When a fair die is thrown twice, let $(a,b)$ denote the outcome in which the first throw shows $a$ and the second throw shows $b.$ Consider the following events: $A=\left\{\right(a,b\left)|a\text{is odd}\right\},B=\left\{\right(a,b\left)|b\text{is odd}\right\}$ and $C=\left\{\right(a,b)|a+b\text{is odd}\},$ then which of the following(s) is(are) correct?

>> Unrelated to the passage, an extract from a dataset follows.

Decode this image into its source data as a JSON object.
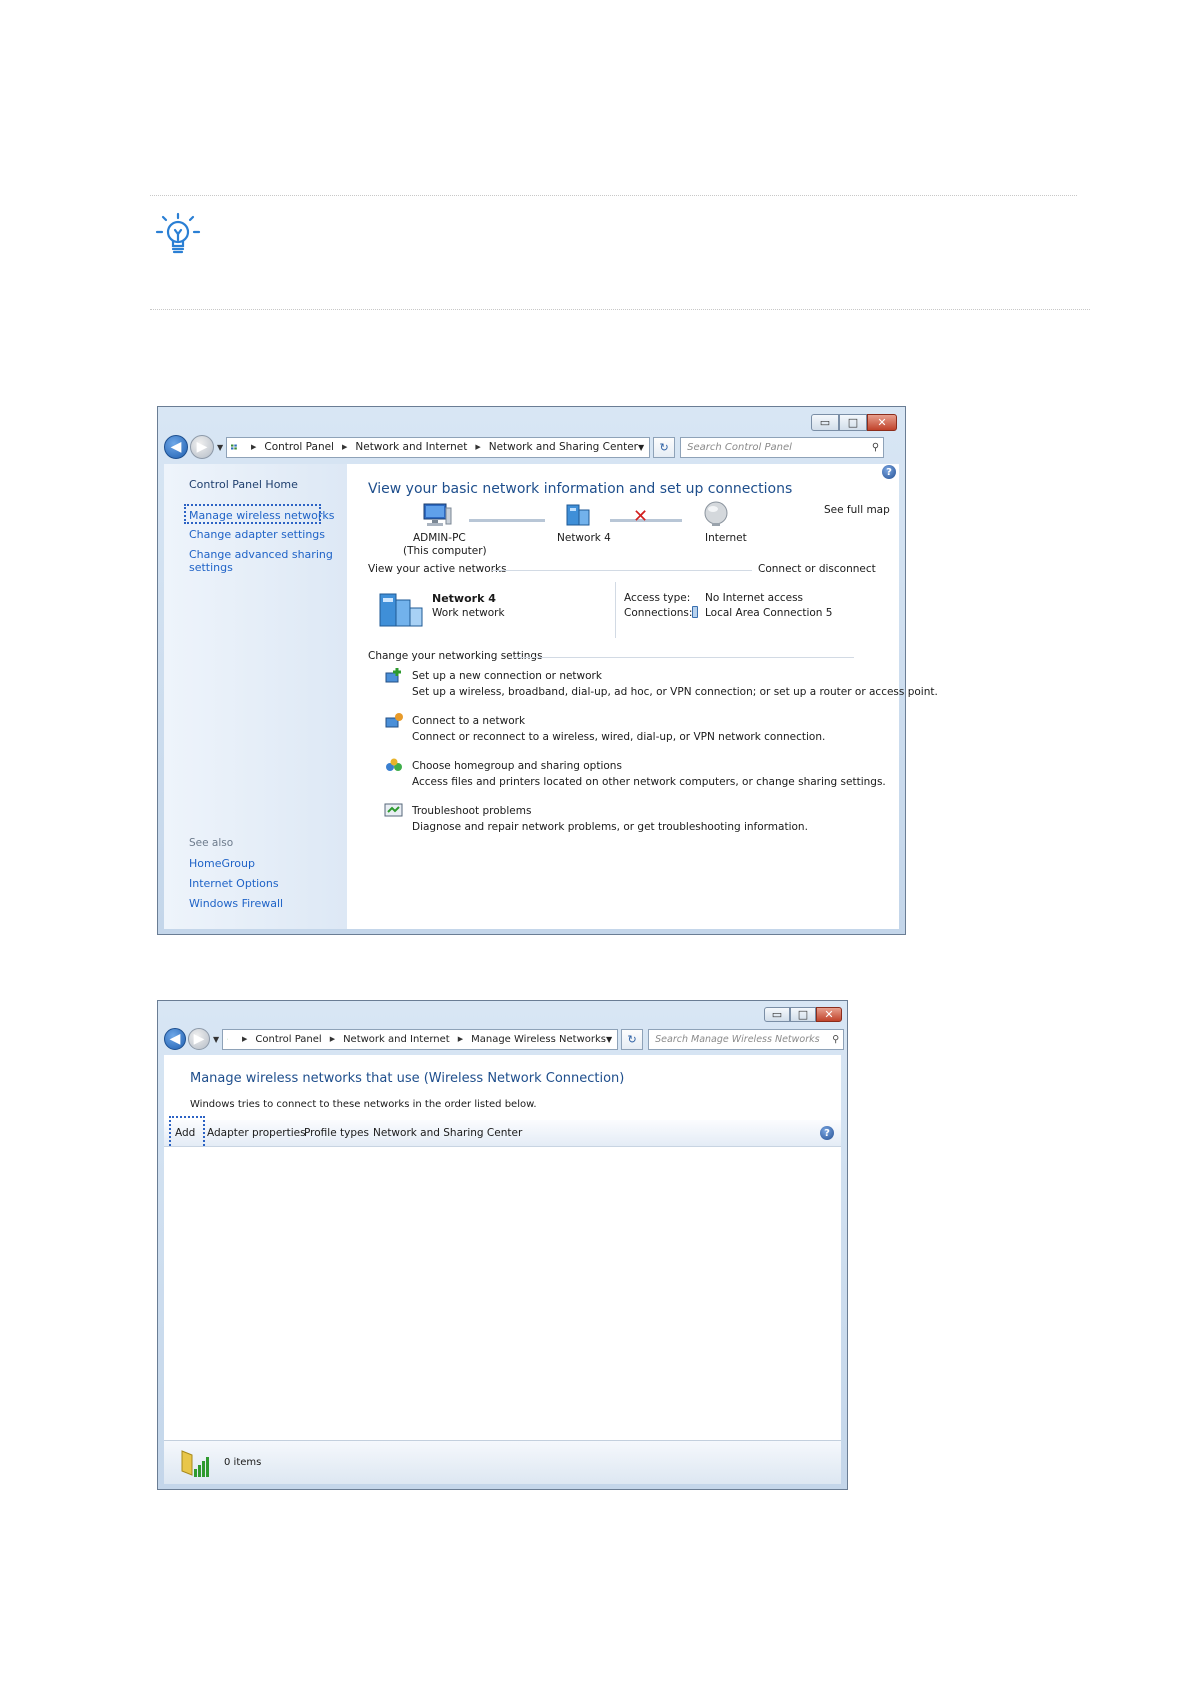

• A. $P(A\cap B)=P(B\cap C)$
• B. $P(A\cap C)=P(B\cap C)$
• C. $P(A\cap B\cap C)=0$
• D. $P\left(A\right)=P\left(B\right)=P\left(C\right)$

Answer 1

Answer: (A), (B), (C), (D)

$P\left(A\right)=P\left(B\right)=P\left(C\right)$

Number of elements in sample space $n\left(s\right)=6\times 6=36$
odd faces $=\{1,3,5\},$ even faces $=\{2,4,6\}$
So, number of elements in A, $n\left(A\right)={}^3{C}_1\cdot {}^6{C}_1=18;a\text{is odd}$
and $n\left(B\right)={}^6{C}_1\cdot {}^3{C}_1=18;b\text{is odd}$
when $a+b=$ odd , $i.e.$ one face is showing odd number and other face is showing even number or one face is showing even number and other face is showing odd number.
So, $n\left(C\right)={}^3{C}_1\cdot {}^3{C}_1+{}^3{C}_1\cdot {}^3{C}_1=18$
So, $P\left(A\right)=P\left(B\right)=P\left(C\right)=\frac{18}{36}=\frac{1}{2}$
Now, $n(A\cap B)=$ both faces showing odd $={}^3{C}_1\cdot {}^3{C}_1=9$
For $(B\cap C):$
$i.e.$ $a$(even)$+b$(odd)=odd,
$={}^3{C}_1\cdot {}^3{C}_1=9=n(A\cap C)$
So, $P(A\cap B)=P(B\cap C)=P(A\cap C)=\frac{1}{4}$
For $A\cap B\cap C:i.e.$ $a$(odd) $+b$(odd)=odd (not possible)
So, $P(A\cap B\cap C)=0$